#BBCtrending: The political gender spat that sparked endless memes in Jordan

Media playback is unsupported on your device

The Jordanian parliament is no stranger to screaming matches but a recent incident was so controversial that it provoked people to poke fun at their MPs online.

Earlier this week, during a heated argument over the Muslim Brotherhood, independent MP Yehia al-Saud was cut off by one of his female colleagues, Hind al-Fayez.

"Sit down Hind!" al-Saud yelled several times.

When al-Fayez ignored him, al-Saud turned his gaze and hands upwards and shouted "May God have his revenge on whoever brought quota to this parliament!" - a reference to female parliamentary quotas.

Local media reported that al-Saud later made another comment that women were created to put on make-up and cook for their husbands.
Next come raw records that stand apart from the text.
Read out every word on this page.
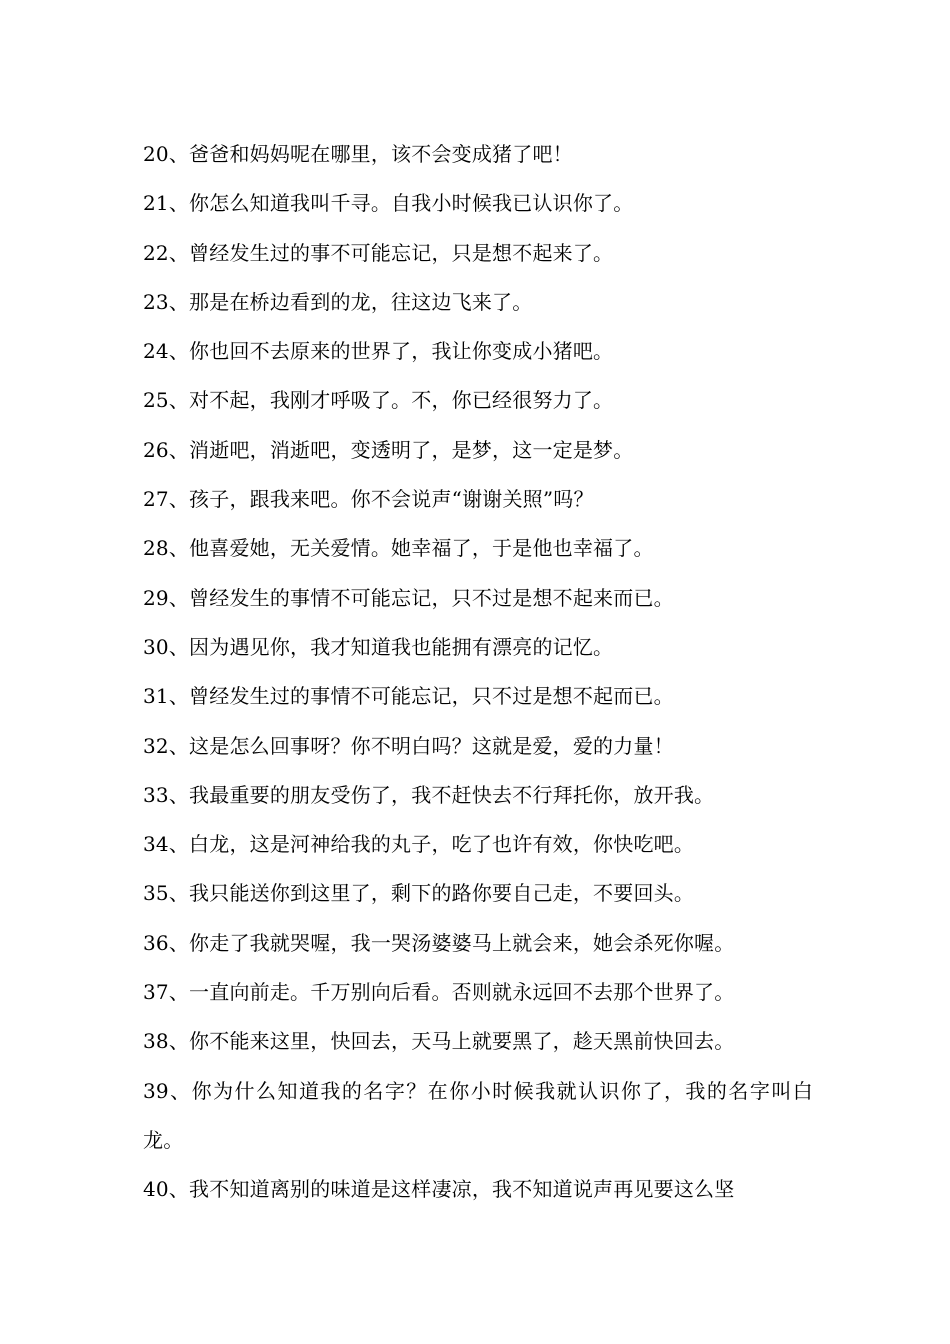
20、爸爸和妈妈呢在哪里，该不会变成猪了吧！

21、你怎么知道我叫千寻。自我小时候我已认识你了。

22、曾经发生过的事不可能忘记，只是想不起来了。

23、那是在桥边看到的龙，往这边飞来了。

24、你也回不去原来的世界了，我让你变成小猪吧。

25、对不起，我刚才呼吸了。不，你已经很努力了。

26、消逝吧，消逝吧，变透明了，是梦，这一定是梦。

27、孩子，跟我来吧。你不会说声“谢谢关照”吗？

28、他喜爱她，无关爱情。她幸福了，于是他也幸福了。

29、曾经发生的事情不可能忘记，只不过是想不起来而已。

30、因为遇见你，我才知道我也能拥有漂亮的记忆。

31、曾经发生过的事情不可能忘记，只不过是想不起而已。

32、这是怎么回事呀？你不明白吗？这就是爱，爱的力量！

33、我最重要的朋友受伤了，我不赶快去不行拜托你，放开我。

34、白龙，这是河神给我的丸子，吃了也许有效，你快吃吧。

35、我只能送你到这里了，剩下的路你要自己走，不要回头。

36、你走了我就哭喔，我一哭汤婆婆马上就会来，她会杀死你喔。

37、一直向前走。千万别向后看。否则就永远回不去那个世界了。

38、你不能来这里，快回去，天马上就要黑了，趁天黑前快回去。

39、你为什么知道我的名字？在你小时候我就认识你了，我的名字叫白龙。

40、我不知道离别的味道是这样凄凉，我不知道说声再见要这么坚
Videos of the incident have had over a million views on Facebook and YouTube, and were quickly followed by sarcastic comments and memes.

Image copyright Twitter
Image caption "I said Sit down Hind!"
Image copyright Twitter
Image caption "Sit down hind, siiiiiiiiit down"
Image copyright Twitter
Image caption "I'm not going to sit down"

The Arabic hashtag "Sit down Hind" mocking the MPs also became popular in Jordan.

"I love our parliament! They make up for lost comedy TV that I don't have time for..!" a young Jordanian tweeted.

But it wasn't all fun and jokes. A serious conversation about respecting differences of opinion and women's representation in the parliament also cropped up online.

"They both failed to understand what constitutes a dialogue," one woman tweeted.

"Al-Saud's attack on women's quota represents a society's mentality," tweeted another female Jordanian. "His problem is not a personal one with Hind but with but an issue with her being a woman."

Al-Fayez and her female counterparts demanded an apology for al-Saud's comments.

"This is not just an attack on the quota system," female MP Wafa Bani Mustafa told BBC Trending, "this is an insult to all women MPs - even the ones who got in through regular voting."

A quota was instituted in Jordanian parliament in 2003. Fifteen out of 104 seats are currently reserved for females, although other women can be elected in openly competitive seats - currently there are a total of 18 women in parliament.